Ltvscout 11-24-2015 07:10 AM

Blue Origin rocket lands safely
 
Crap, how did I miss this? Blue Origin's rocket successfully flew to outer space yesterday then landed upright. The video in the story is cool.

http://money.cnn.com/2015/11/24/tec...ding/index.html

tbzep 11-24-2015 08:08 AM

Cool that they did it, but that's a tiny rocket that can't achieve orbit. SpaceX is delivering payloads to the ISS and trying to land a very large booster in comparison.

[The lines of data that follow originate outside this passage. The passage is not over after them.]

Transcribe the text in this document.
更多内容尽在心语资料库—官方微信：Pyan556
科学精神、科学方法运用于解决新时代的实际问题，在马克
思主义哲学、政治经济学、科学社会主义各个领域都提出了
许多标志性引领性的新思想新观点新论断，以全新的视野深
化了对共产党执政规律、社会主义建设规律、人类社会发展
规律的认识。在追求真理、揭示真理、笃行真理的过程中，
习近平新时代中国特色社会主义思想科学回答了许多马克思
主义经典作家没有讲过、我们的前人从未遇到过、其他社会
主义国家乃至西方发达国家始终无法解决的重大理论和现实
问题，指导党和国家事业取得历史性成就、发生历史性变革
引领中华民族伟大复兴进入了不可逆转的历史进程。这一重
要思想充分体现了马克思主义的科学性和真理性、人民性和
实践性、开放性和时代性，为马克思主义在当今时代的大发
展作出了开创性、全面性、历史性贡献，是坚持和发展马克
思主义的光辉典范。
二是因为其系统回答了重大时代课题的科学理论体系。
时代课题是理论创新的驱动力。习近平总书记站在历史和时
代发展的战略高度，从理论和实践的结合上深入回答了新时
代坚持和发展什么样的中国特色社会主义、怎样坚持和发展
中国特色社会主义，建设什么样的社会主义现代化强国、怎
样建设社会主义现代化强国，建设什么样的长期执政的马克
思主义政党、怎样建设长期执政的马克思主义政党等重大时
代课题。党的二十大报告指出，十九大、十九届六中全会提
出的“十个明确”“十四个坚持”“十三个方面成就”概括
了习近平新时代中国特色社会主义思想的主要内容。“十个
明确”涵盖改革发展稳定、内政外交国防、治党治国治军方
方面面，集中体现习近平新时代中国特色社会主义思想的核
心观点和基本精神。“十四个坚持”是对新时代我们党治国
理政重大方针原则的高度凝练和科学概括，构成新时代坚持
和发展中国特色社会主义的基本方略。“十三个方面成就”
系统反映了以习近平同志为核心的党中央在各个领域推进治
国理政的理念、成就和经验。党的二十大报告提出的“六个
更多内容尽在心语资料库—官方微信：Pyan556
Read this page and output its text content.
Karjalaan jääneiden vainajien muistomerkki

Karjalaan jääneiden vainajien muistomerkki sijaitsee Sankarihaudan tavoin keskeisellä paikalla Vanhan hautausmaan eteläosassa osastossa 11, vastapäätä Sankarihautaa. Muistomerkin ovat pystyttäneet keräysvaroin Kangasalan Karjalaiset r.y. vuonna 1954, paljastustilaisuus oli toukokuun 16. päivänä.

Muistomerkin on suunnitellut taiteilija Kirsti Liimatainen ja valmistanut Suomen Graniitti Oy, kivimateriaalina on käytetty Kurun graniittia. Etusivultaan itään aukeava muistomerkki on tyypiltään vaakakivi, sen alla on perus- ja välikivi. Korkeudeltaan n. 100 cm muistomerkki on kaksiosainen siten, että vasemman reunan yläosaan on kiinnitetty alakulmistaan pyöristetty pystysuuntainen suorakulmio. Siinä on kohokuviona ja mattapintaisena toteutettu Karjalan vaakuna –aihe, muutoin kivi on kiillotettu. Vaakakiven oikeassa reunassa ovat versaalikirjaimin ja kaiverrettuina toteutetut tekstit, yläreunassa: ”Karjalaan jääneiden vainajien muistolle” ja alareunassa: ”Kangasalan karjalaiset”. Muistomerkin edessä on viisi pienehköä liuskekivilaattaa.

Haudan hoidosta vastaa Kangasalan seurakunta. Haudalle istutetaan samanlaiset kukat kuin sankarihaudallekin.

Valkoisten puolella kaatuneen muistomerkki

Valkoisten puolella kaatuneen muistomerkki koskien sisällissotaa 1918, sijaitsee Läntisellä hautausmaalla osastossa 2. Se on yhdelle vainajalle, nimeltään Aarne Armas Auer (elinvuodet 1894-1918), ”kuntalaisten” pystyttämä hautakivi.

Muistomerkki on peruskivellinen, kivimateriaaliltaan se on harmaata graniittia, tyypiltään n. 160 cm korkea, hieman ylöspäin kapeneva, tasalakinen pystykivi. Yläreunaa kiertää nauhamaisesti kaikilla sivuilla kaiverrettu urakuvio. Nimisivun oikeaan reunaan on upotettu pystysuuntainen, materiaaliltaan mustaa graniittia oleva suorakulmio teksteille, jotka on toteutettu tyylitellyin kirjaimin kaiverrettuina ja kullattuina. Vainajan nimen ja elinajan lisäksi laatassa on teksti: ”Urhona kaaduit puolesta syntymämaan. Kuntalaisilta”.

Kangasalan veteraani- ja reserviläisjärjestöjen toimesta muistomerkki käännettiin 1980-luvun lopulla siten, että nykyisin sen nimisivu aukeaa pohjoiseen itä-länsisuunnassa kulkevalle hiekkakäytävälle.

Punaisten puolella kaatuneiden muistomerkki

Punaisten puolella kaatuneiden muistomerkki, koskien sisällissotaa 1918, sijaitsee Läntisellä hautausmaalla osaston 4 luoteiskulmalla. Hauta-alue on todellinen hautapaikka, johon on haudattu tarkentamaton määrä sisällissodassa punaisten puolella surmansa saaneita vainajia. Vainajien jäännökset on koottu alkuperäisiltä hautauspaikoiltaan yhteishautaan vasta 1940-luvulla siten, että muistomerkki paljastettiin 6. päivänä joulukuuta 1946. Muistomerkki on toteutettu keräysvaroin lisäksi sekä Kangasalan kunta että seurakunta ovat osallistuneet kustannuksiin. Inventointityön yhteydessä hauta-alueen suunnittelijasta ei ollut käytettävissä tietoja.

rocketguy101 11-24-2015 08:30 AM

more details from BO... 100.5 KM
https://www.blueorigin.com/news/new...-rocket-landing

Shreadvector 11-24-2015 09:45 AM

https://www.youtube.com/watch?v=9ZDkItO-0a4

Been there, done that.....

Jerry Irvine 11-24-2015 10:33 AM

http://arstechnica.com/science/2015...le-spaceflight/

Say what you will but it was the first successful booster landing.

Jerry

dlazarus6660 11-24-2015 01:11 PM

****, How'd I miss this?

mojo1986 11-24-2015 02:58 PM

Quote:
Originally Posted by Jerry Irvine
http://arstechnica.com/science/2015...le-spaceflight/

Say what you will but it was the first successful booster landing.

Jerry


Agreed. Very impressive! A launch and travel to 60 miles up, then returns and sticks the landing right on the bull's eye!

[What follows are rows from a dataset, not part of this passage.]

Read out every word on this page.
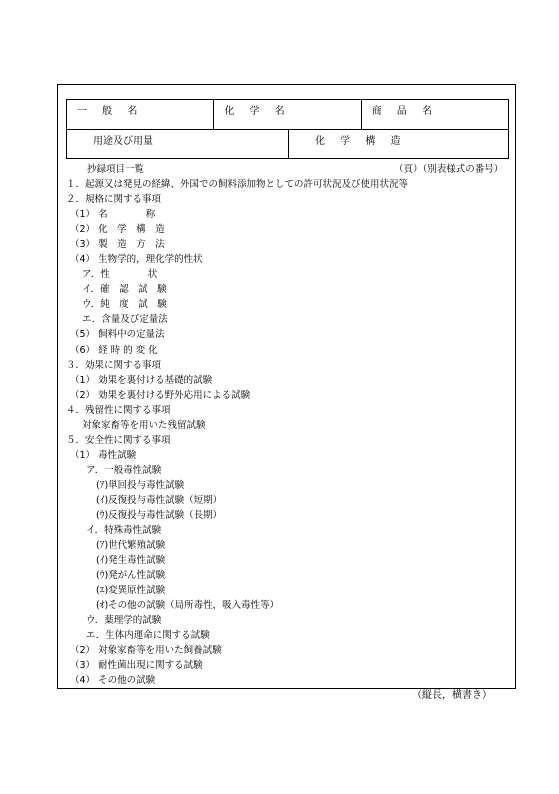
一 般 名	化 学 名	商 品 名
用途及び用量	化 学 構 造
抄録項目一覧	（頁）（別表様式の番号）
１．起源又は発見の経緯、外国での飼料添加物としての許可状況及び使用状況等
２．規格に関する事項
（1） 名　　　　称
（2） 化　学　構　造
（3） 製　造　方　法
（4） 生物学的，理化学的性状
ア．性　　　　状
イ．確　認　試　験
ウ．純　度　試　験
エ．含量及び定量法
（5） 飼料中の定量法
（6） 経 時 的 変 化
３．効果に関する事項
（1） 効果を裏付ける基礎的試験
（2） 効果を裏付ける野外応用による試験
４．残留性に関する事項
対象家畜等を用いた残留試験
５．安全性に関する事項
（1） 毒性試験
ア．一般毒性試験
(ｱ)単回投与毒性試験
(ｲ)反復投与毒性試験（短期）
(ｳ)反復投与毒性試験（長期）
イ．特殊毒性試験
(ｱ)世代繁殖試験
(ｲ)発生毒性試験
(ｳ)発がん性試験
(ｴ)変異原性試験
(ｵ)その他の試験（局所毒性，吸入毒性等）
ウ．薬理学的試験
エ．生体内運命に関する試験
（2） 対象家畜等を用いた飼養試験
（3） 耐性菌出現に関する試験
（4） その他の試験
（縦長，横書き）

Newbomb Turk 11-24-2015 03:34 PM

This was being done routinely in the fifties in science fiction movies. I believe Angry Red Planet was one. I have a sneaking suspicion it was actually launch footage played in reverse.

Seriously, very cool. It makes me wonder how close we are to doing even more spectacular stuff.

tbzep 11-24-2015 07:10 PM

Quote:
Originally Posted by Jerry Irvine
http://arstechnica.com/science/2015...le-spaceflight/

Say what you will but it was the first successful booster landing.

Jerry

I'm not turning my nose up at it. It's cool. Cool blue, in fact. I'm just saying SpaceX probably would have accomplished it a good while ago if they had focused on a small scale project like this instead of actually orbiting payloads and completing actual missions to the ISS. ;) :cool:

Jerry Irvine 11-24-2015 08:52 PM

Woulda, shoulda, coulda.

Had SS1/SS2 used my solids 10+ years ago, we would have 500 people in sub-orbit by now at $250k each.